A schedule of depreciation
is necessary for financial modeling to forecast the value of fixed assets,
depreciation expense, and capital expenditures of a company. Depreciation takes
place when you have used up an economic asset. This includes different kinds of
property, plant, and equipment. When these assets are used, they start to
degrade and lose value. Different assets lose value at various rates, and a depreciation schedule Sydney helps you outline these differences.
The schedule lists the different categories of
assets, the type of method they use, as well as the cumulative depreciation
they have incurred up to that period. The schedule may also include forecast and
historic capital expenditures.
Creating The Depreciation Schedule
To start with, create the structure for the depreciation schedule Sydney. Reference the first line item as sales revenue. This is
because sales revenue is a typical driver for both depreciation expense and
capital expenditure. After this, prepare a section for reference historical
capital expenditures and capital expenditures from any available periods.
Assess future capital expenditures with the use
of proper forecasting assumption. Apply intuition to know the proper
forecasting assumption to use for fixed recurring amount, capital expenditures
as a percentage of sales, and reasonable money that you would expect a company
to incur when in operation.
The Forecast Depend On The Kind Of Operation
If applying the capital expenditure as a
percentage of the sales method, divide it by sales to find capital expenditure
as a sales percentage. Use these percentages to produce an assumption about
future capital expenditure as a sales percentage. Multiply it against projected
sales to determine a forecast for capital expenditure.

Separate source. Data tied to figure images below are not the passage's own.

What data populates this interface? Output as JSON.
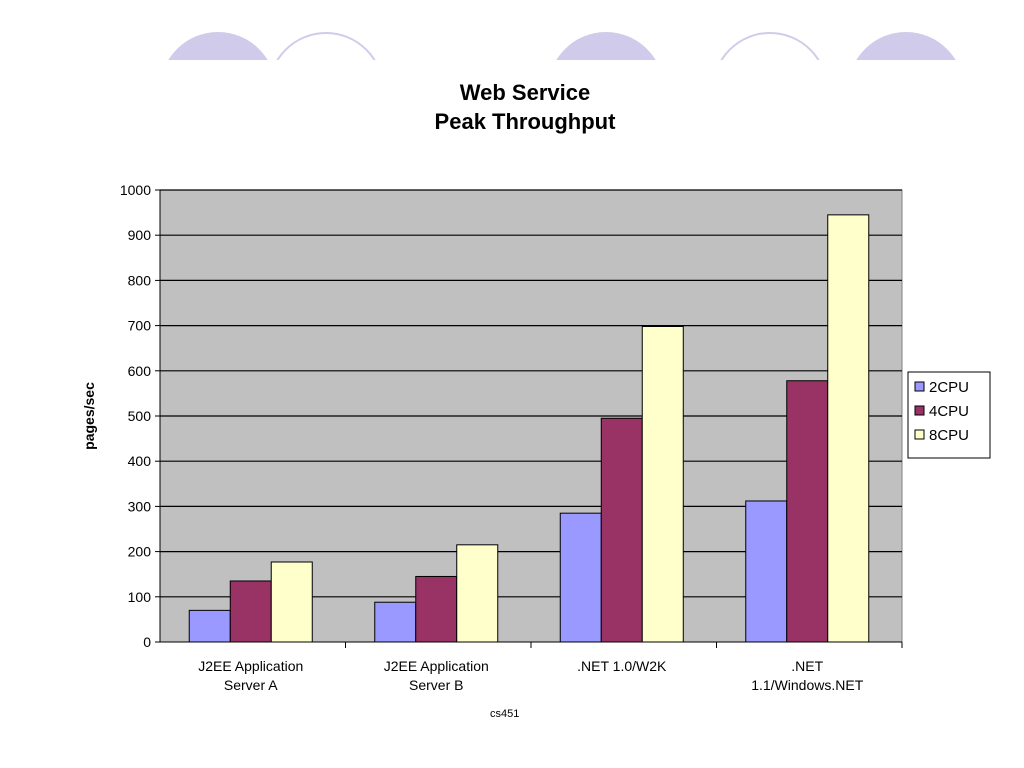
{
  "footer": {
    "text": "cs451"
  },
  "colors": {
    "plot_background": "#c0c0c0",
    "gridline": "#000000",
    "decor_circle": "#d0cbea"
  },
  "chart_data": {
    "type": "bar",
    "title_lines": [
      "Web Service",
      "Peak Throughput"
    ],
    "ylabel": "pages/sec",
    "xlabel": "",
    "ylim": [
      0,
      1000
    ],
    "yticks": [
      0,
      100,
      200,
      300,
      400,
      500,
      600,
      700,
      800,
      900,
      1000
    ],
    "grid": true,
    "legend_position": "right",
    "categories": [
      [
        "J2EE Application",
        "Server A"
      ],
      [
        "J2EE Application",
        "Server B"
      ],
      [
        ".NET 1.0/W2K"
      ],
      [
        ".NET",
        "1.1/Windows.NET"
      ]
    ],
    "series": [
      {
        "name": "2CPU",
        "color": "#9999ff",
        "values": [
          70,
          88,
          285,
          312
        ]
      },
      {
        "name": "4CPU",
        "color": "#993366",
        "values": [
          135,
          145,
          495,
          578
        ]
      },
      {
        "name": "8CPU",
        "color": "#ffffcc",
        "values": [
          177,
          215,
          698,
          945
        ]
      }
    ]
  }
}
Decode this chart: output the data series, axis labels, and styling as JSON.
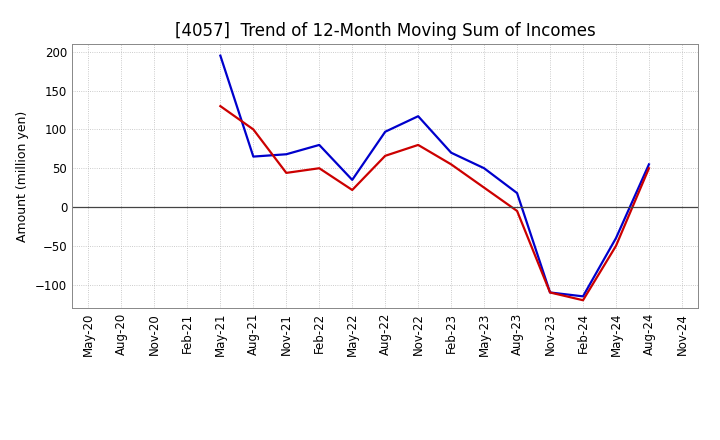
{
  "title": "[4057]  Trend of 12-Month Moving Sum of Incomes",
  "ylabel": "Amount (million yen)",
  "ylim": [
    -130,
    210
  ],
  "yticks": [
    -100,
    -50,
    0,
    50,
    100,
    150,
    200
  ],
  "x_labels": [
    "May-20",
    "Aug-20",
    "Nov-20",
    "Feb-21",
    "May-21",
    "Aug-21",
    "Nov-21",
    "Feb-22",
    "May-22",
    "Aug-22",
    "Nov-22",
    "Feb-23",
    "May-23",
    "Aug-23",
    "Nov-23",
    "Feb-24",
    "May-24",
    "Aug-24",
    "Nov-24"
  ],
  "ordinary_income": [
    null,
    null,
    null,
    null,
    195,
    65,
    68,
    80,
    35,
    97,
    117,
    70,
    50,
    18,
    -110,
    -115,
    -40,
    55,
    null
  ],
  "net_income": [
    null,
    null,
    null,
    null,
    130,
    100,
    44,
    50,
    22,
    66,
    80,
    55,
    25,
    -5,
    -110,
    -120,
    -50,
    50,
    null
  ],
  "ordinary_color": "#0000cc",
  "net_color": "#cc0000",
  "background_color": "#ffffff",
  "grid_color": "#bbbbbb",
  "line_width": 1.6,
  "title_fontsize": 12,
  "label_fontsize": 9,
  "tick_fontsize": 8.5,
  "legend_fontsize": 9.5
}
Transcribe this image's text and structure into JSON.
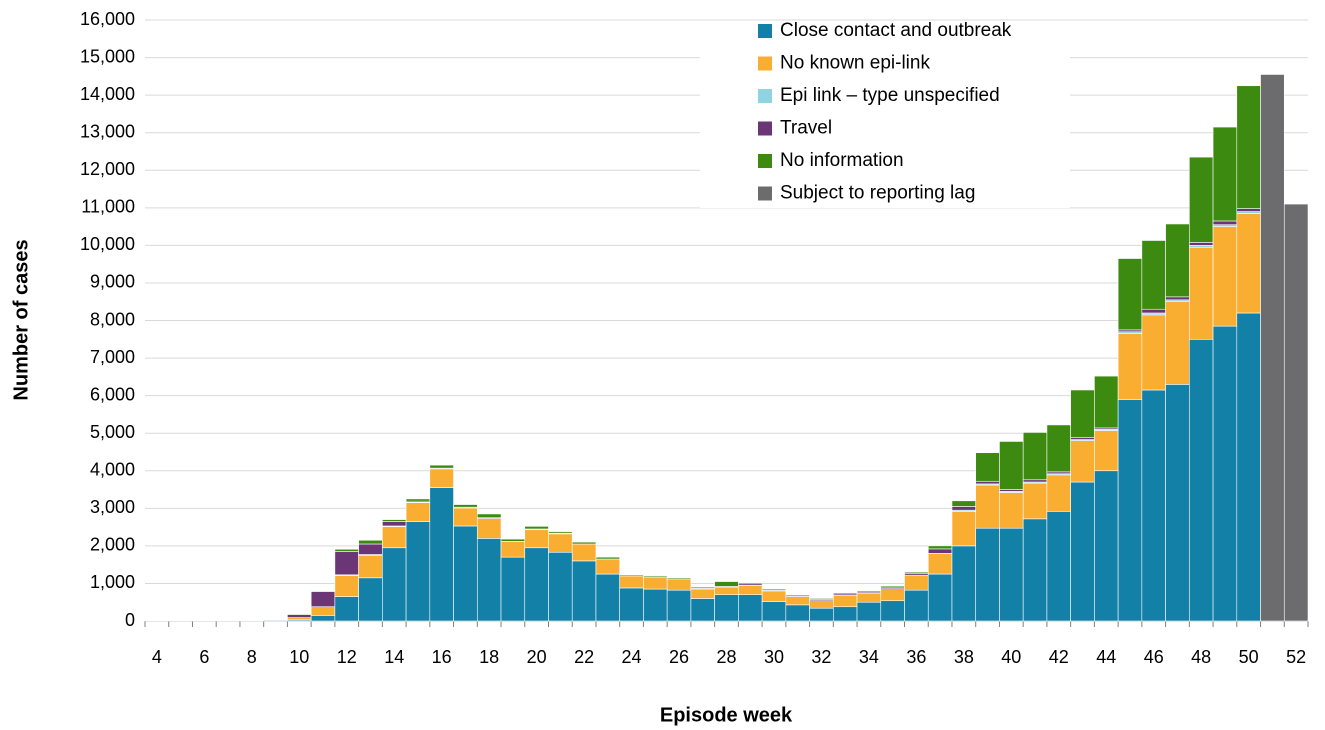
{
  "chart_data": {
    "type": "stacked-bar",
    "x_label": "Episode week",
    "y_label": "Number of cases",
    "categories": [
      4,
      null,
      6,
      null,
      8,
      null,
      10,
      null,
      12,
      null,
      14,
      null,
      16,
      null,
      18,
      null,
      20,
      null,
      22,
      null,
      24,
      null,
      26,
      null,
      28,
      null,
      30,
      null,
      32,
      null,
      34,
      null,
      36,
      null,
      38,
      null,
      40,
      null,
      42,
      null,
      44,
      null,
      46,
      null,
      48,
      null,
      50,
      null,
      52
    ],
    "ylim": [
      0,
      16000
    ],
    "yticks": [
      0,
      {
        "value": 1000,
        "label": "1,000"
      },
      {
        "value": 2000,
        "label": "2,000"
      },
      {
        "value": 3000,
        "label": "3,000"
      },
      {
        "value": 4000,
        "label": "4,000"
      },
      {
        "value": 5000,
        "label": "5,000"
      },
      {
        "value": 6000,
        "label": "6,000"
      },
      {
        "value": 7000,
        "label": "7,000"
      },
      {
        "value": 8000,
        "label": "8,000"
      },
      {
        "value": 9000,
        "label": "9,000"
      },
      {
        "value": 10000,
        "label": "10,000"
      },
      {
        "value": 11000,
        "label": "11,000"
      },
      {
        "value": 12000,
        "label": "12,000"
      },
      {
        "value": 13000,
        "label": "13,000"
      },
      {
        "value": 14000,
        "label": "14,000"
      },
      {
        "value": 15000,
        "label": "15,000"
      },
      {
        "value": 16000,
        "label": "16,000"
      }
    ],
    "grid": true,
    "legend": "top-right",
    "series": [
      {
        "name": "Close contact and outbreak",
        "color": "#1380a8",
        "values": [
          10,
          5,
          10,
          10,
          10,
          20,
          30,
          150,
          650,
          1150,
          1950,
          2650,
          3550,
          2530,
          2200,
          1700,
          1950,
          1830,
          1600,
          1250,
          880,
          850,
          820,
          600,
          700,
          700,
          520,
          430,
          340,
          380,
          500,
          540,
          820,
          1250,
          2000,
          2470,
          2470,
          2720,
          2920,
          3700,
          4000,
          5900,
          6150,
          6300,
          7500,
          7850,
          8200,
          null,
          null
        ]
      },
      {
        "name": "No known epi-link",
        "color": "#f9ae32",
        "values": [
          0,
          0,
          0,
          0,
          0,
          0,
          60,
          230,
          560,
          600,
          560,
          500,
          500,
          480,
          530,
          420,
          480,
          490,
          450,
          400,
          320,
          320,
          300,
          250,
          200,
          250,
          280,
          220,
          200,
          300,
          240,
          320,
          400,
          550,
          920,
          1150,
          950,
          950,
          970,
          1100,
          1070,
          1750,
          2000,
          2200,
          2450,
          2650,
          2650,
          null,
          null
        ]
      },
      {
        "name": "Epi link – type unspecified",
        "color": "#8fd4e0",
        "values": [
          0,
          0,
          0,
          0,
          0,
          0,
          0,
          0,
          20,
          20,
          20,
          10,
          0,
          0,
          0,
          0,
          0,
          0,
          0,
          0,
          0,
          0,
          0,
          0,
          0,
          0,
          0,
          0,
          0,
          0,
          0,
          0,
          0,
          0,
          30,
          30,
          30,
          30,
          30,
          30,
          30,
          50,
          50,
          50,
          50,
          50,
          50,
          null,
          null
        ]
      },
      {
        "name": "Travel",
        "color": "#6b3676",
        "values": [
          0,
          0,
          0,
          0,
          0,
          0,
          80,
          400,
          620,
          280,
          120,
          30,
          20,
          20,
          20,
          0,
          20,
          20,
          0,
          0,
          0,
          0,
          0,
          20,
          20,
          40,
          20,
          20,
          30,
          40,
          30,
          40,
          50,
          120,
          100,
          70,
          50,
          60,
          50,
          60,
          40,
          50,
          100,
          80,
          80,
          100,
          80,
          null,
          null
        ]
      },
      {
        "name": "No information",
        "color": "#3c8a10",
        "values": [
          0,
          0,
          0,
          0,
          0,
          0,
          20,
          20,
          60,
          100,
          50,
          60,
          80,
          70,
          100,
          60,
          70,
          40,
          50,
          50,
          30,
          30,
          30,
          30,
          130,
          30,
          30,
          30,
          30,
          30,
          30,
          30,
          30,
          80,
          150,
          760,
          1280,
          1260,
          1250,
          1260,
          1380,
          1900,
          1830,
          1940,
          2270,
          2500,
          3270,
          null,
          null
        ]
      },
      {
        "name": "Subject to reporting lag",
        "color": "#6c6c6e",
        "values": [
          null,
          null,
          null,
          null,
          null,
          null,
          null,
          null,
          null,
          null,
          null,
          null,
          null,
          null,
          null,
          null,
          null,
          null,
          null,
          null,
          null,
          null,
          null,
          null,
          null,
          null,
          null,
          null,
          null,
          null,
          null,
          null,
          null,
          null,
          null,
          null,
          null,
          null,
          null,
          null,
          null,
          null,
          null,
          null,
          null,
          null,
          null,
          14550,
          11100
        ]
      }
    ]
  }
}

Create a section for reference historical
depreciation expense and depreciation expense for any available periods. With
depreciation expense, there is a room for interpretation on what forecasting
assumption to use. Apply judgment according to the industry and business undertook
to choose assumptions from the following:
·
Fixed amount
·
Depreciation expense as a percentage of net property,
plant, and equipment
·
Depreciation expense as a percentage of capital
expenditure
·
Reasonable growth rate
·
Depreciation expense as a percentage of sales
If it seems that depreciation expense remains
constant, the company may be using a linear depreciation policy, for example,
the straight-line depreciation method. With this, it is handy to utilize
depreciation expense as a percentage of net property, plant, and equipment, or
to roll forward the recurring depreciation amount.

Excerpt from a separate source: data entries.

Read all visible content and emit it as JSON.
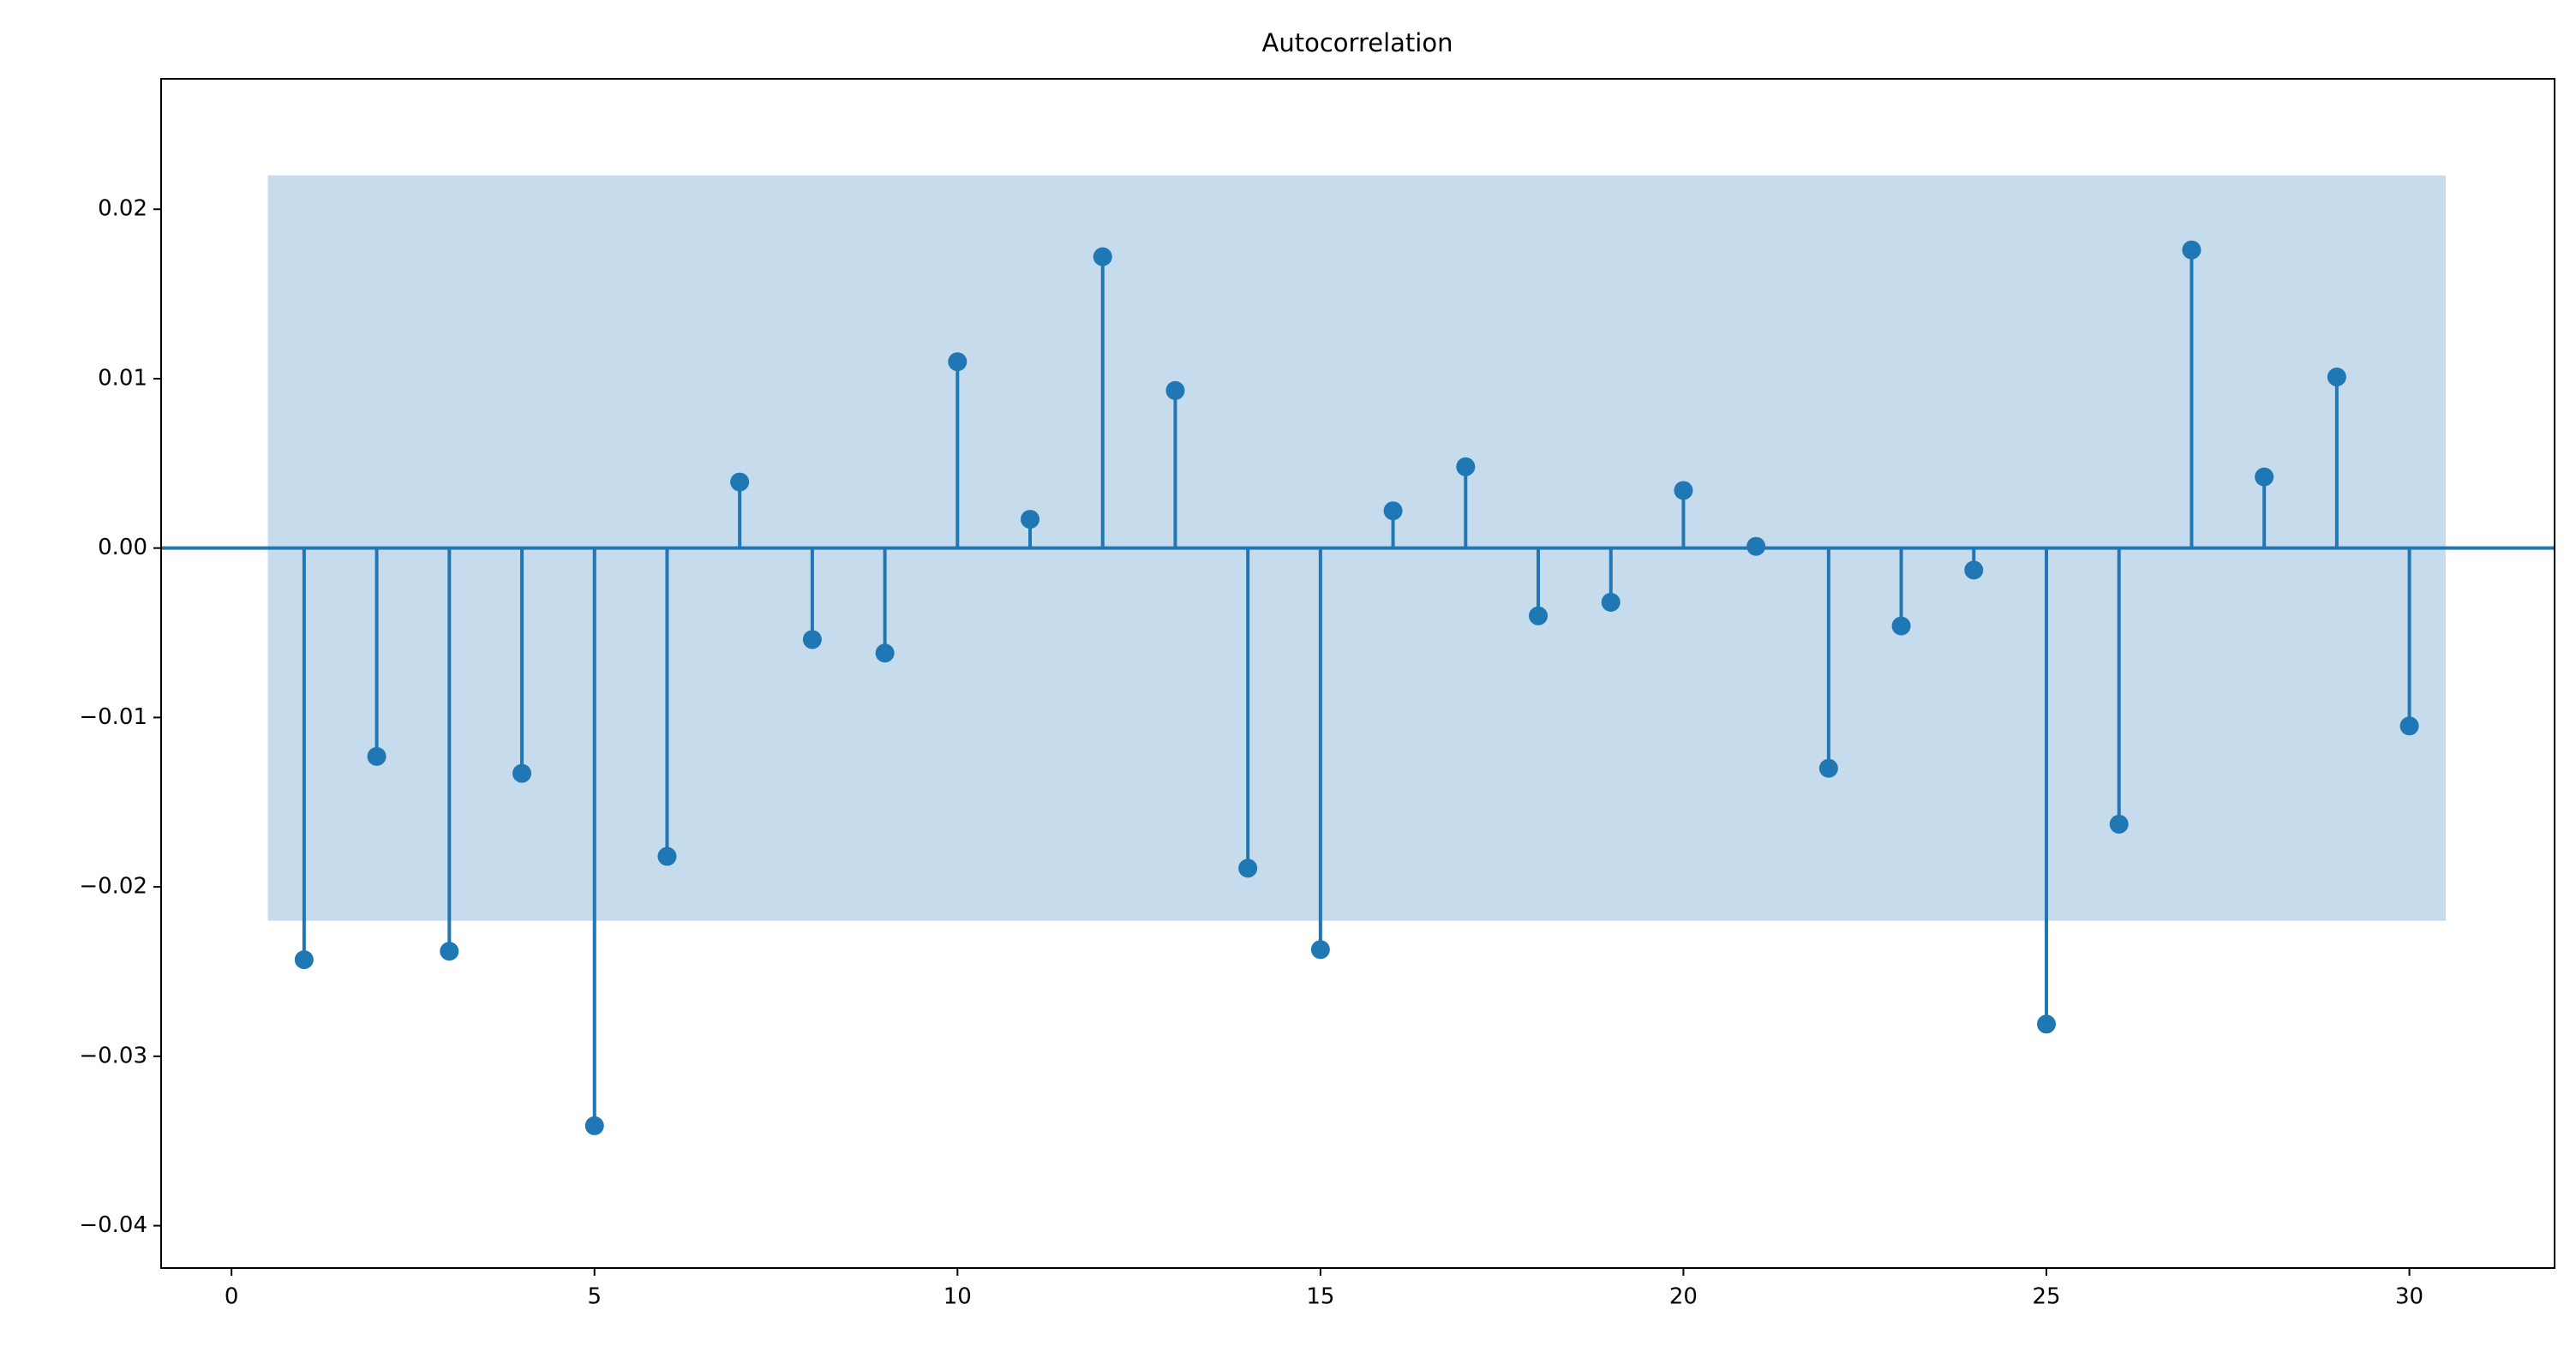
{
  "chart_data": {
    "type": "stem",
    "title": "Autocorrelation",
    "x": [
      1,
      2,
      3,
      4,
      5,
      6,
      7,
      8,
      9,
      10,
      11,
      12,
      13,
      14,
      15,
      16,
      17,
      18,
      19,
      20,
      21,
      22,
      23,
      24,
      25,
      26,
      27,
      28,
      29,
      30
    ],
    "values": [
      -0.0243,
      -0.0123,
      -0.0238,
      -0.0133,
      -0.0341,
      -0.0182,
      0.0039,
      -0.0054,
      -0.0062,
      0.011,
      0.0017,
      0.0172,
      0.0093,
      -0.0189,
      -0.0237,
      0.0022,
      0.0048,
      -0.004,
      -0.0032,
      0.0034,
      0.0001,
      -0.013,
      -0.0046,
      -0.0013,
      -0.0281,
      -0.0163,
      0.0176,
      0.0042,
      0.0101,
      -0.0105
    ],
    "color": "#1f77b4",
    "confidence_band": {
      "x": [
        0.5,
        30.5
      ],
      "lower": -0.022,
      "upper": 0.022,
      "color": "#c6dbec"
    },
    "xlim": [
      -0.97,
      32.0
    ],
    "ylim": [
      -0.0425,
      0.0277
    ],
    "xticks": [
      0,
      5,
      10,
      15,
      20,
      25,
      30
    ],
    "yticks": [
      {
        "value": -0.04,
        "label": "−0.04"
      },
      {
        "value": -0.03,
        "label": "−0.03"
      },
      {
        "value": -0.02,
        "label": "−0.02"
      },
      {
        "value": -0.01,
        "label": "−0.01"
      },
      {
        "value": 0,
        "label": "0.00"
      },
      {
        "value": 0.01,
        "label": "0.01"
      },
      {
        "value": 0.02,
        "label": "0.02"
      }
    ],
    "grid": false
  }
}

Summarize The Depreciation Schedule
Prepare a breakdown of the change in property,
plant, and equipment. It starts with the beginning balance of property, plant,
and equipment, net of accumulated depreciation. From this, add capital
expenditures, then subtract depreciation expense, and subtract the sales or
write-offs. The final total should be the ending balance of the property,
plant, and equipment, which is the net of accumulated depreciation.
Real estate is a specific industry that needs
heavy use of the depreciation schedule. At this point, make sure to smooth the
projections. If it seems that the trend is too unsteady in the future, or the
relationship between future capital expenditure and depreciation expense
becomes dissimilar, try revisiting the forecasting assumptions for every item.